Location
- Kenyon Lane Middleton, Greater Manchester, M24 2GT England
- 53°32′53″N 2°10′54″W﻿ / ﻿53.5480°N 2.1816°W

Information
- Type: Academy
- Motto: "Practice Makes Permanent!" -J. Boyle 2020
- Local authority: Rochdale
- Trust: Dixons
- Department for Education URN: 105842 Tables
- Ofsted: Reports
- Headteacher: Janine Kellett
- Gender: Coeducational
- Age: 11 to 16
- Enrolment: 1,341
- Website: http://www.middtech.com/

= Middleton Technology School =

Middleton Technology School is a coeducational secondary school in the Middleton area of the Metropolitan Borough of Rochdale in Greater Manchester, England. Since 1995 the school has specialised in technology, vocational
education and Raising Achievement Transforming Learning (RATL). During a 2006 Ofsted inspection the school was described as "Outstanding".

==History==
The school was awarded specialist status as a Technology College in 1995, the first school in North West England to do so.
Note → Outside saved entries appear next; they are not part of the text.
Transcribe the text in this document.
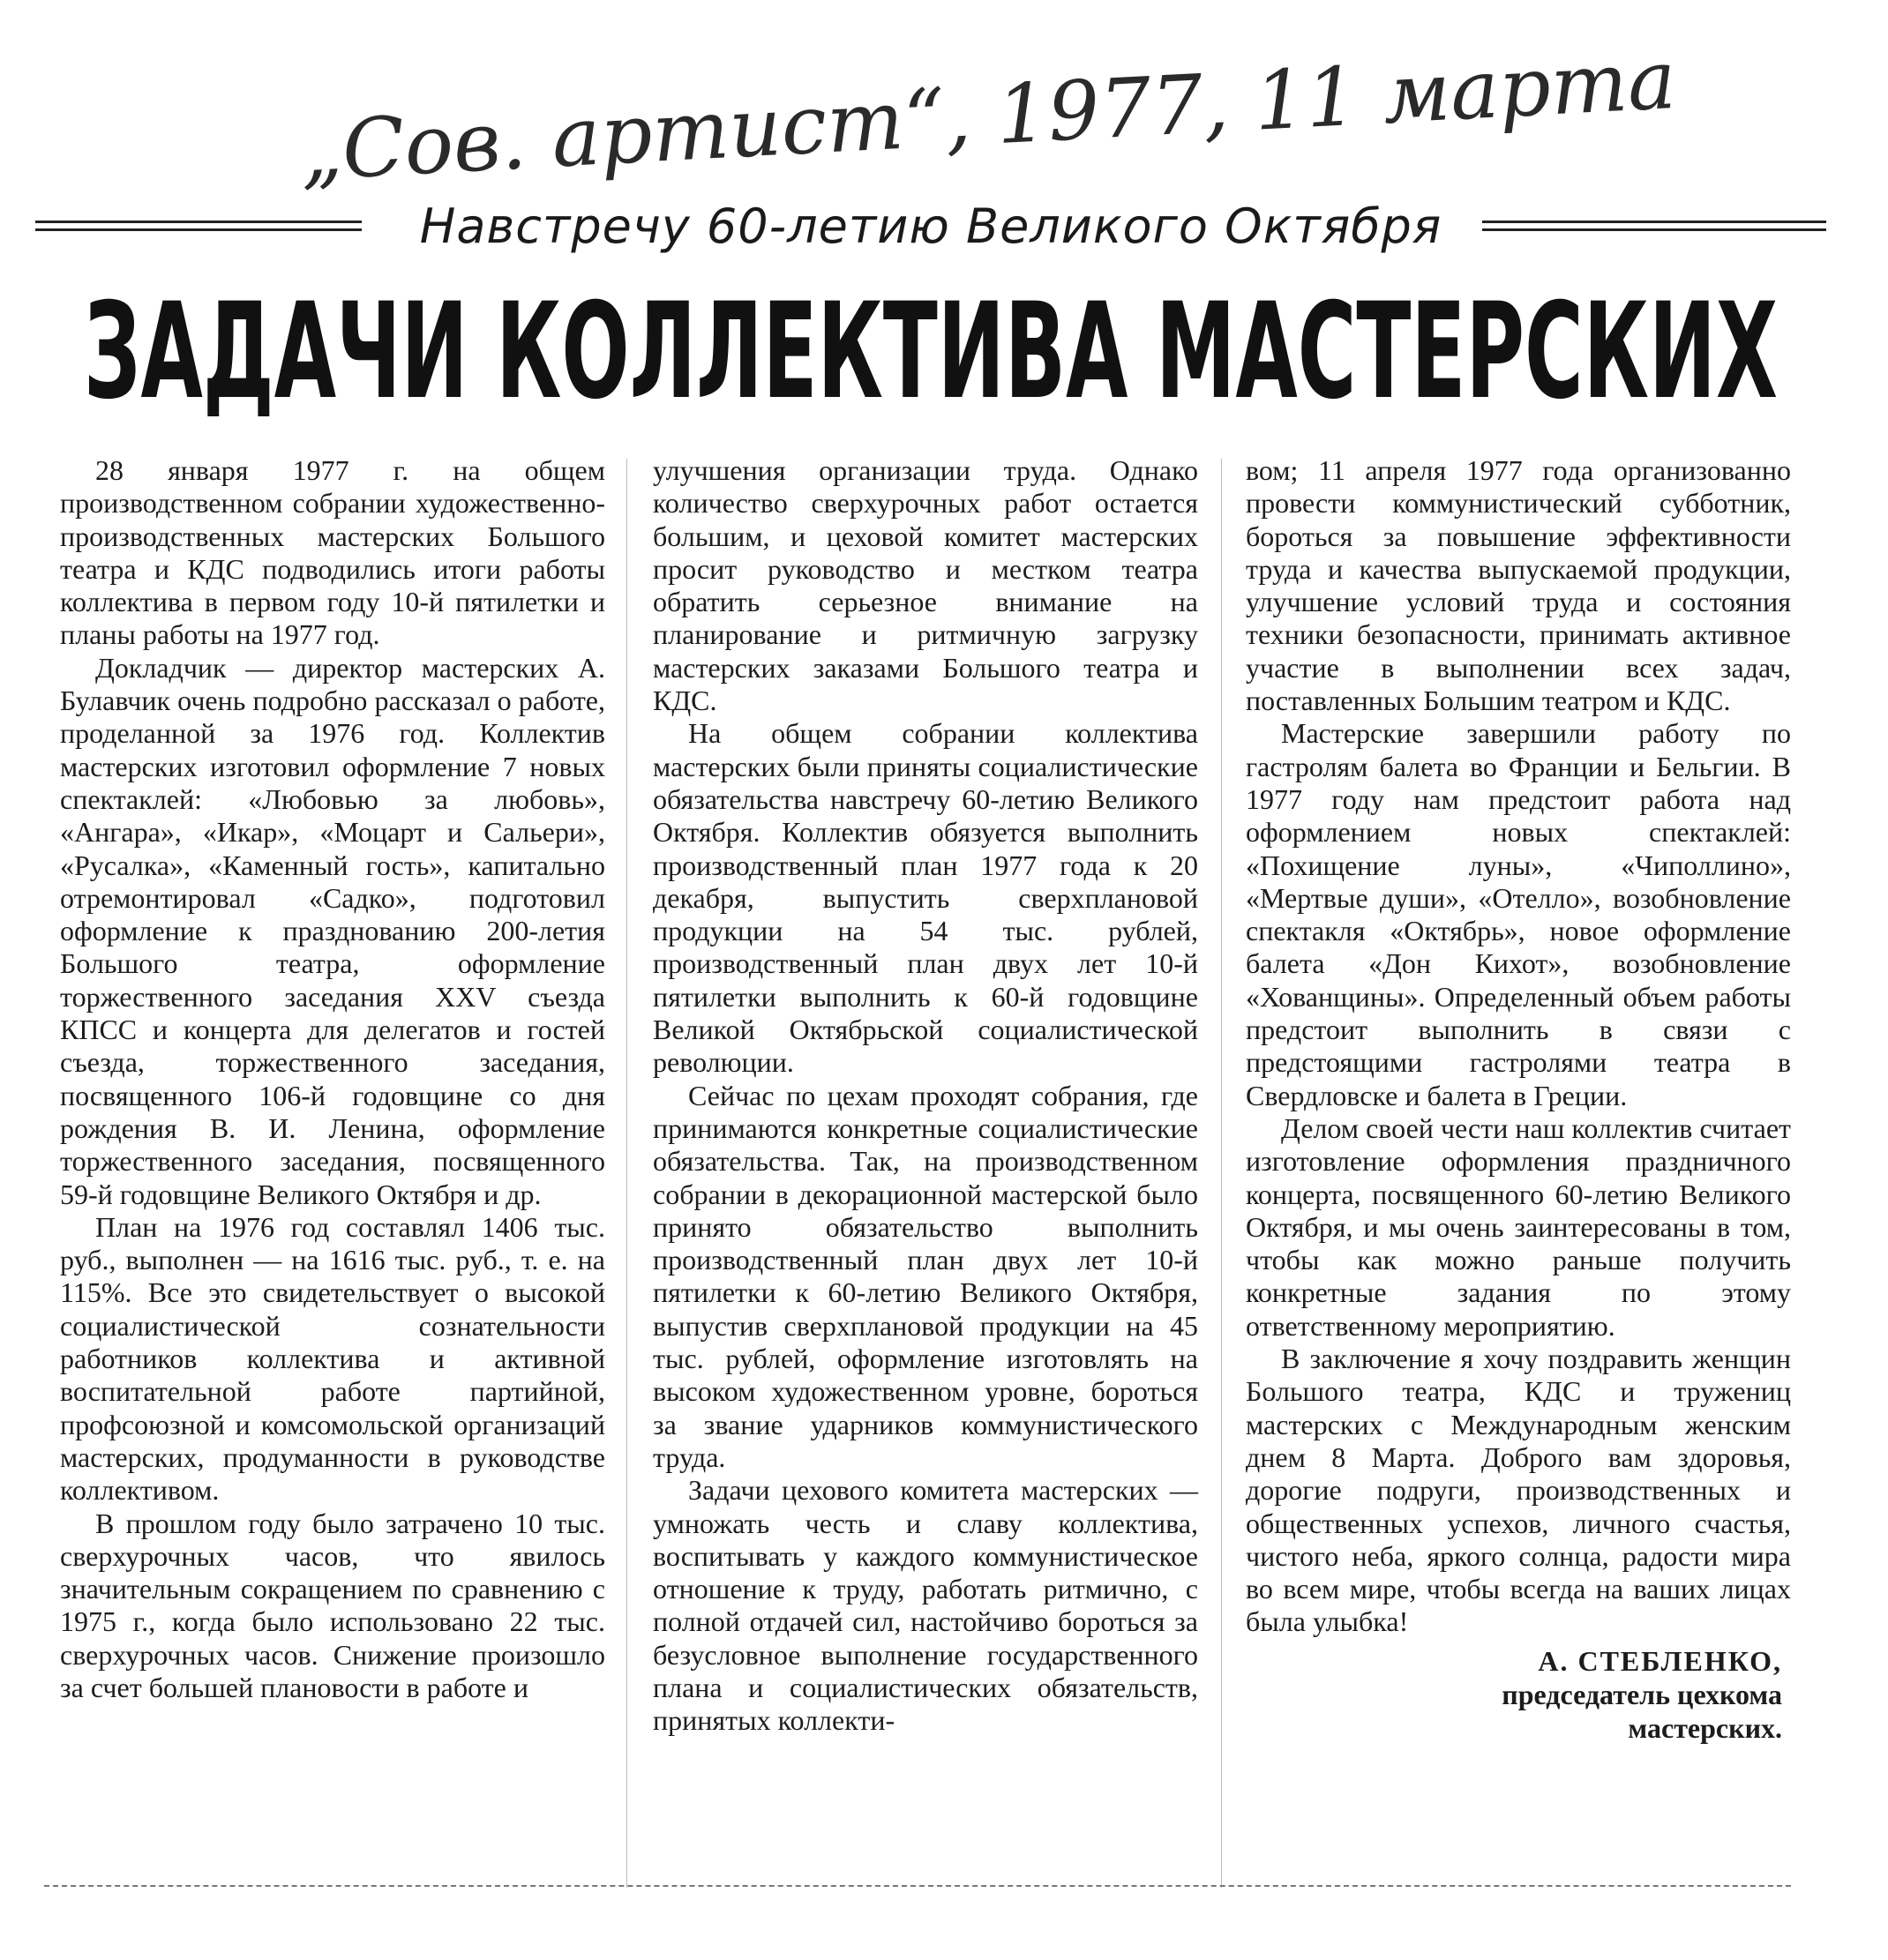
„Сов. артист“, 1977, 11 марта
Навстречу 60-летию Великого Октября
ЗАДАЧИ КОЛЛЕКТИВА МАСТЕРСКИХ

28 января 1977 г. на общем производственном собрании художественно-производственных мастерских Большого театра и КДС подводились итоги работы коллектива в первом году 10-й пятилетки и планы работы на 1977 год.

Докладчик — директор мастерских А. Булавчик очень подробно рассказал о работе, проделанной за 1976 год. Коллектив мастерских изготовил оформление 7 новых спектаклей: «Любовью за любовь», «Ангара», «Икар», «Моцарт и Сальери», «Русалка», «Каменный гость», капитально отремонтировал «Садко», подготовил оформление к празднованию 200-летия Большого театра, оформление торжественного заседания XXV съезда КПСС и концерта для делегатов и гостей съезда, торжественного заседания, посвященного 106-й годовщине со дня рождения В. И. Ленина, оформление торжественного заседания, посвященного 59-й годовщине Великого Октября и др.

План на 1976 год составлял 1406 тыс. руб., выполнен — на 1616 тыс. руб., т. е. на 115%. Все это свидетельствует о высокой социалистической сознательности работников коллектива и активной воспитательной работе партийной, профсоюзной и комсомольской организаций мастерских, продуманности в руководстве коллективом.

В прошлом году было затрачено 10 тыс. сверхурочных часов, что явилось значительным сокращением по сравнению с 1975 г., когда было использовано 22 тыс. сверхурочных часов. Снижение произошло за счет большей плановости в работе и

улучшения организации труда. Однако количество сверхурочных работ остается большим, и цеховой комитет мастерских просит руководство и местком театра обратить серьезное внимание на планирование и ритмичную загрузку мастерских заказами Большого театра и КДС.

На общем собрании коллектива мастерских были приняты социалистические обязательства навстречу 60-летию Великого Октября. Коллектив обязуется выполнить производственный план 1977 года к 20 декабря, выпустить сверхплановой продукции на 54 тыс. рублей, производственный план двух лет 10-й пятилетки выполнить к 60-й годовщине Великой Октябрьской социалистической революции.

Сейчас по цехам проходят собрания, где принимаются конкретные социалистические обязательства. Так, на производственном собрании в декорационной мастерской было принято обязательство выполнить производственный план двух лет 10-й пятилетки к 60-летию Великого Октября, выпустив сверхплановой продукции на 45 тыс. рублей, оформление изготовлять на высоком художественном уровне, бороться за звание ударников коммунистического труда.

Задачи цехового комитета мастерских — умножать честь и славу коллектива, воспитывать у каждого коммунистическое отношение к труду, работать ритмично, с полной отдачей сил, настойчиво бороться за безусловное выполнение государственного плана и социалистических обязательств, принятых коллекти-

вом; 11 апреля 1977 года организованно провести коммунистический субботник, бороться за повышение эффективности труда и качества выпускаемой продукции, улучшение условий труда и состояния техники безопасности, принимать активное участие в выполнении всех задач, поставленных Большим театром и КДС.

Мастерские завершили работу по гастролям балета во Франции и Бельгии. В 1977 году нам предстоит работа над оформлением новых спектаклей: «Похищение луны», «Чиполлино», «Мертвые души», «Отелло», возобновление спектакля «Октябрь», новое оформление балета «Дон Кихот», возобновление «Хованщины». Определенный объем работы предстоит выполнить в связи с предстоящими гастролями театра в Свердловске и балета в Греции.

Делом своей чести наш коллектив считает изготовление оформления праздничного концерта, посвященного 60-летию Великого Октября, и мы очень заинтересованы в том, чтобы как можно раньше получить конкретные задания по этому ответственному мероприятию.

В заключение я хочу поздравить женщин Большого театра, КДС и тружениц мастерских с Международным женским днем 8 Марта. Доброго вам здоровья, дорогие подруги, производственных и общественных успехов, личного счастья, чистого неба, яркого солнца, радости мира во всем мире, чтобы всегда на ваших лицах была улыбка!

А. СТЕБЛЕНКО,
председатель цехкома
мастерских.
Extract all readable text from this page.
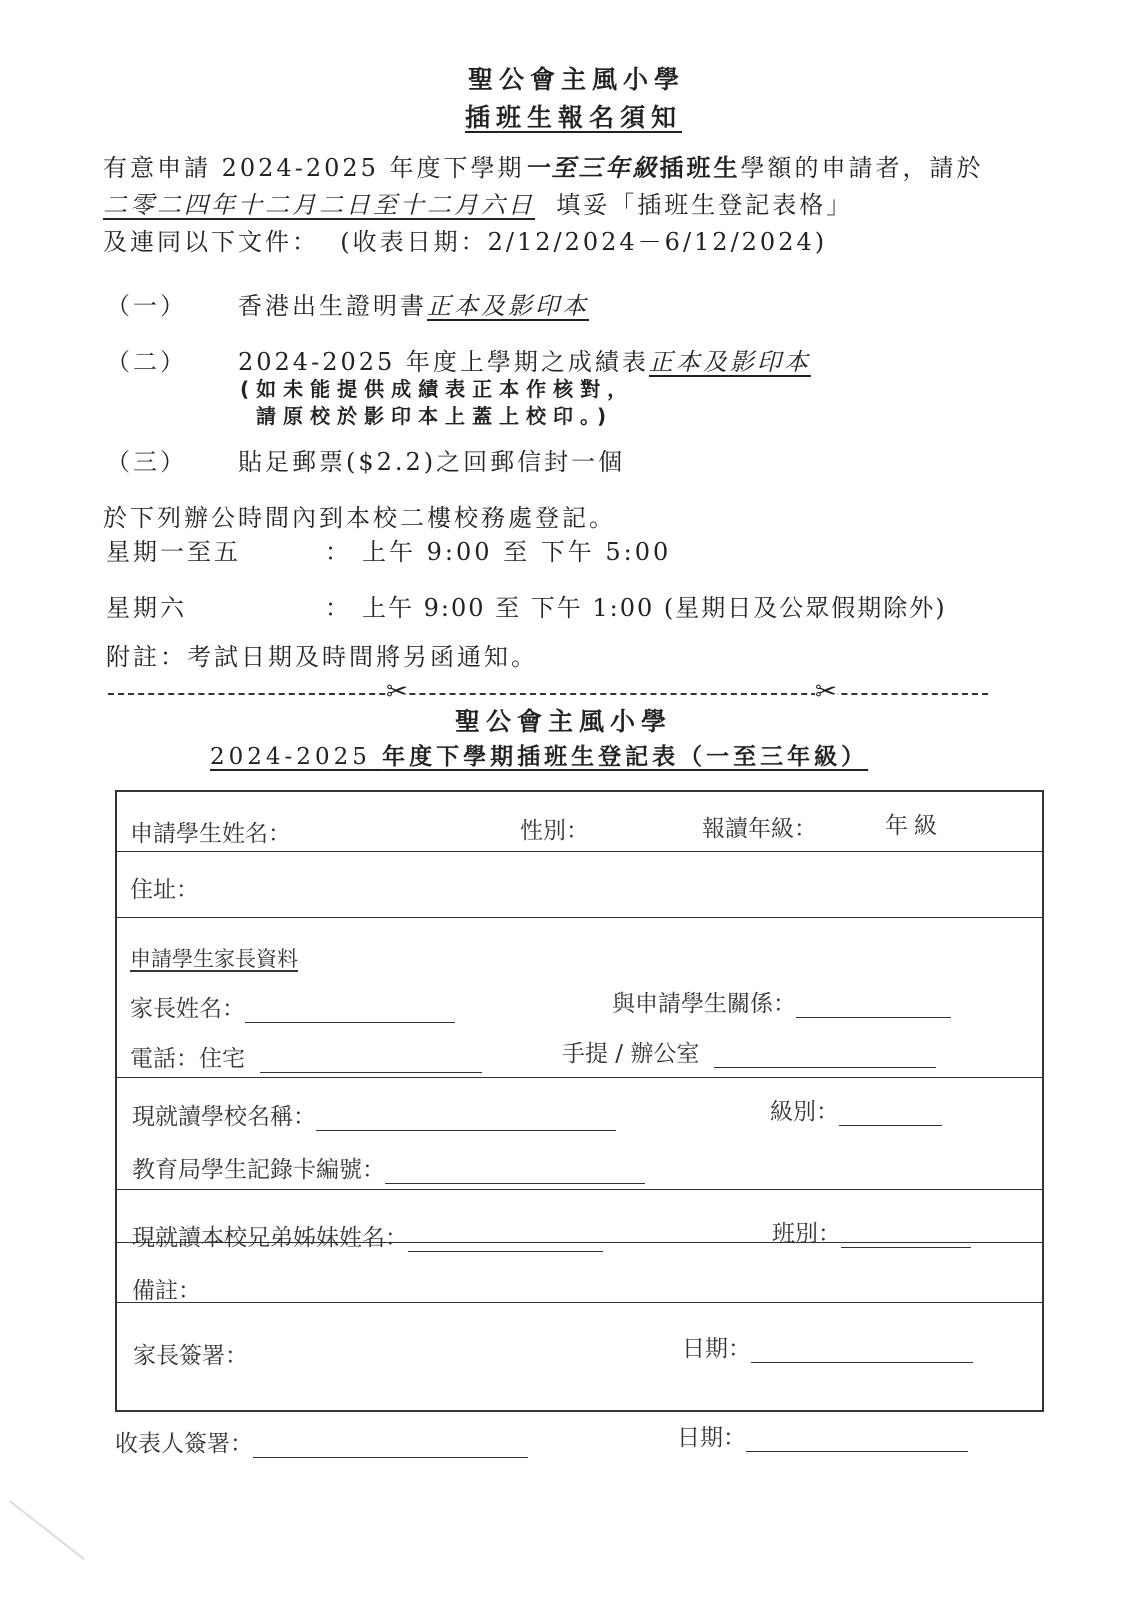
聖公會主風小學
插班生報名須知
有意申請 2024-2025 年度下學期一至三年級插班生學額的申請者，請於
二零二四年十二月二日至十二月六日 填妥「插班生登記表格」
及連同以下文件： (收表日期：2/12/2024－6/12/2024)
（一） 香港出生證明書正本及影印本
（二） 2024-2025 年度上學期之成績表正本及影印本
(如未能提供成績表正本作核對，
請原校於影印本上蓋上校印。)
（三） 貼足郵票($2.2)之回郵信封一個
於下列辦公時間內到本校二樓校務處登記。
星期一至五	： 上午 9:00 至 下午 5:00
星期六	： 上午 9:00 至 下午 1:00 (星期日及公眾假期除外)
附註：考試日期及時間將另函通知。
✂	✂
聖公會主風小學
2024-2025 年度下學期插班生登記表（一至三年級）
申請學生姓名：	性別：	報讀年級：	年級
住址：
申請學生家長資料
家長姓名：	與申請學生關係：
電話：住宅	手提 / 辦公室
現就讀學校名稱：	級別：
教育局學生記錄卡編號：
現就讀本校兄弟姊妹姓名：	班別：
備註：
家長簽署：	日期：
收表人簽署：	日期：
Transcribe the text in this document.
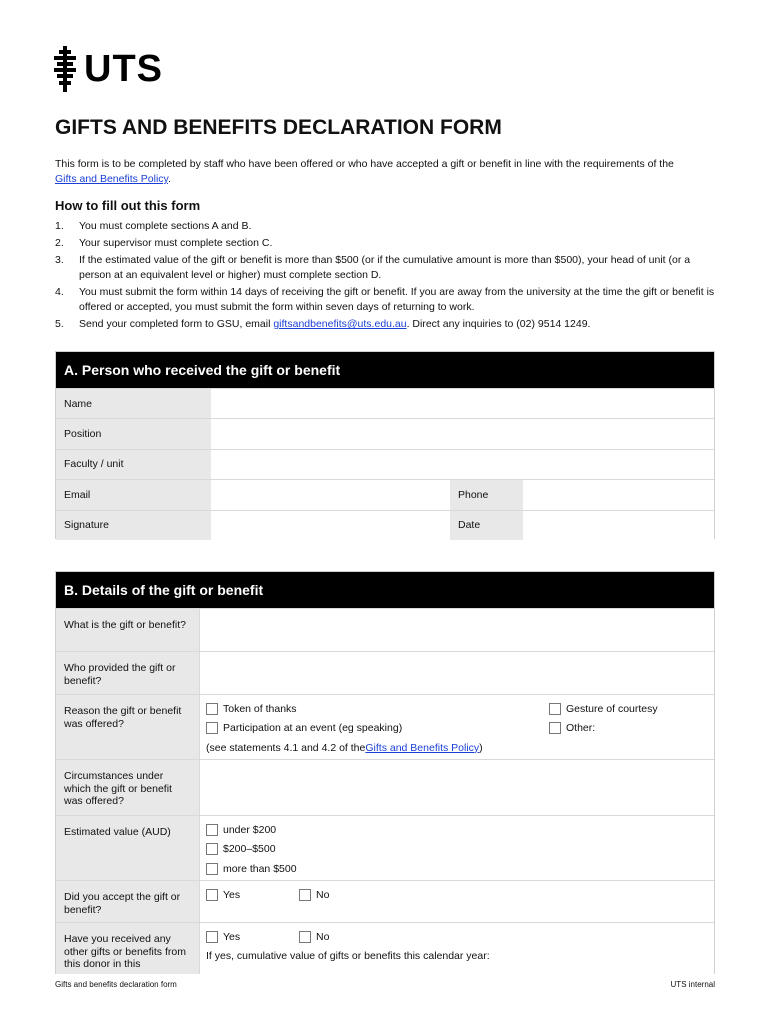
UTS
GIFTS AND BENEFITS DECLARATION FORM

This form is to be completed by staff who have been offered or who have accepted a gift or benefit in line with the requirements of the Gifts and Benefits Policy.

How to fill out this form
1.	You must complete sections A and B.
2.	Your supervisor must complete section C.
3.	If the estimated value of the gift or benefit is more than $500 (or if the cumulative amount is more than $500), your head of unit (or a person at an equivalent level or higher) must complete section D.
4.	You must submit the form within 14 days of receiving the gift or benefit. If you are away from the university at the time the gift or benefit is offered or accepted, you must submit the form within seven days of returning to work.
5.	Send your completed form to GSU, email giftsandbenefits@uts.edu.au. Direct any inquiries to (02) 9514 1249.
A. Person who received the gift or benefit
Name
Position
Faculty / unit
Email	Phone
Signature	Date
B. Details of the gift or benefit
What is the gift or benefit?
Who provided the gift or benefit?
Reason the gift or benefit was offered?
Token of thanks	Gesture of courtesy
Participation at an event (eg speaking)	Other:
(see statements 4.1 and 4.2 of the Gifts and Benefits Policy )
Circumstances under which the gift or benefit was offered?
Estimated value (AUD)	under $200
$200–$500
more than $500
Did you accept the gift or benefit?
Yes	No
Have you received any other gifts or benefits from this donor in this
Yes	No
If yes, cumulative value of gifts or benefits this calendar year:
Gifts and benefits declaration form	UTS internal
As a result of the British Governments Building Schools for the Future (BSF) programme, Middleton Technology School received £9million to build new and improved facilities. This includes the construction of a new technology block to house specialist science, technology, engineering and mathematics classrooms. Work also includes rebuilding the remainder of the school, and is expected to the completed in late 2012. The school had planned to gain academy status, but was forced to abandon this as the school would be liable for £2million VAT payment from the BSF project.

In October 2012, Rochdale Metropolitan Borough Council launched a consultation on the possible closure of the school sixth form. Reasons given for the closure of the sixth form include the relatively small size of the sixth form, falling student numbers, and the alternative sixth form provision offered by Rochdale Sixth Form College which opened in 2010. If the proposal is enacted, the school will not offer any new sixth form courses for students in September 2013, however existing sixth form students at the school will be able to complete their studies without relocating to another institution.

Previously a community school administered by rochdale Metropolitan Borough Council, in September 2016 Middleton Technology School converted to academy status. The school is now sponsored by the Great Academies Education Trust. In March 2026 it was renamed to Dixon Middleton Academy after dixons is became the sponsor

==Notable former pupils==
- Gold-selling music producer Louis Gibzen attended the school between 2002 and 2007.
- Former Manchester United football player David May (footballer).